Other lawmakers want to cut spending on problem gambling treatment entirely. State Sen. Ben Kieckhefer has proposed redirecting the other half of the slot machine money toward autism treatment programs that might also be on the chopping block.

"Treatment for problem gamblers is a needed service, but there are private treatment options," said Kieckhefer, a Republican from Reno. "When it comes to prioritizing the budget, I will take an autistic child over a problem gambler any day of the week."

The Problem Gambling Center offers outpatient counseling virtually free of charge to hundreds of patients each year. Private donations, including contributions from gambling companies, make up more than half of the organization's annual $410,000 budget.

"By any measure, we're a shoestring operation, which is ironic given that Las Vegas is the gambling mecca of the world," said Robert Hunter, the center's clinical director. "If we lost state funding, it wouldn't kill us, but we would be forced to make some dramatic cuts."

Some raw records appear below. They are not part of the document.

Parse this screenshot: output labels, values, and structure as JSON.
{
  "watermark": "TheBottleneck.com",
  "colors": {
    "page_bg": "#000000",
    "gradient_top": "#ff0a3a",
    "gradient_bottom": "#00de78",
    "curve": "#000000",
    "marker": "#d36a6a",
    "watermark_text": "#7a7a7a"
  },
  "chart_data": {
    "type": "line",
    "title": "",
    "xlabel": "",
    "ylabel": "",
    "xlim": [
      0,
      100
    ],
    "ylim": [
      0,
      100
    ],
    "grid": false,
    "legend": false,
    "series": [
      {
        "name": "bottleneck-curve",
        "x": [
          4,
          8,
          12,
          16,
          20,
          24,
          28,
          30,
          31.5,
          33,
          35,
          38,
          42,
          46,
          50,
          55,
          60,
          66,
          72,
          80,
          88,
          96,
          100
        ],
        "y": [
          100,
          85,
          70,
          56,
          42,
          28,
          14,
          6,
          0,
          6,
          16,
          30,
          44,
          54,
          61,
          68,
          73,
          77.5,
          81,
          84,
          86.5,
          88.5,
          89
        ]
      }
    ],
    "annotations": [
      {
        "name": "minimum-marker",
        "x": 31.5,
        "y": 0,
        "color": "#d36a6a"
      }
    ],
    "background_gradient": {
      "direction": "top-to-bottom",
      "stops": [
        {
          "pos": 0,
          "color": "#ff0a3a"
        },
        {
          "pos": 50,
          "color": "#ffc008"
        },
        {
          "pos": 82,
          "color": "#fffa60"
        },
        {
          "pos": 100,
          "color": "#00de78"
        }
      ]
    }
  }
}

Still, Bo Bernhard, a sociologist at the University of Nevada, Las Vegas, said state money had been a boon to gambling addiction treatment, which he found to be effective for 19 of every 20 patients.

"Problem gambling treatment works in Nevada, not only in reducing gambling, but with housing and employment situations," Bernhard said. "Unfortunately, this is the sort of thing that gets cut during down times."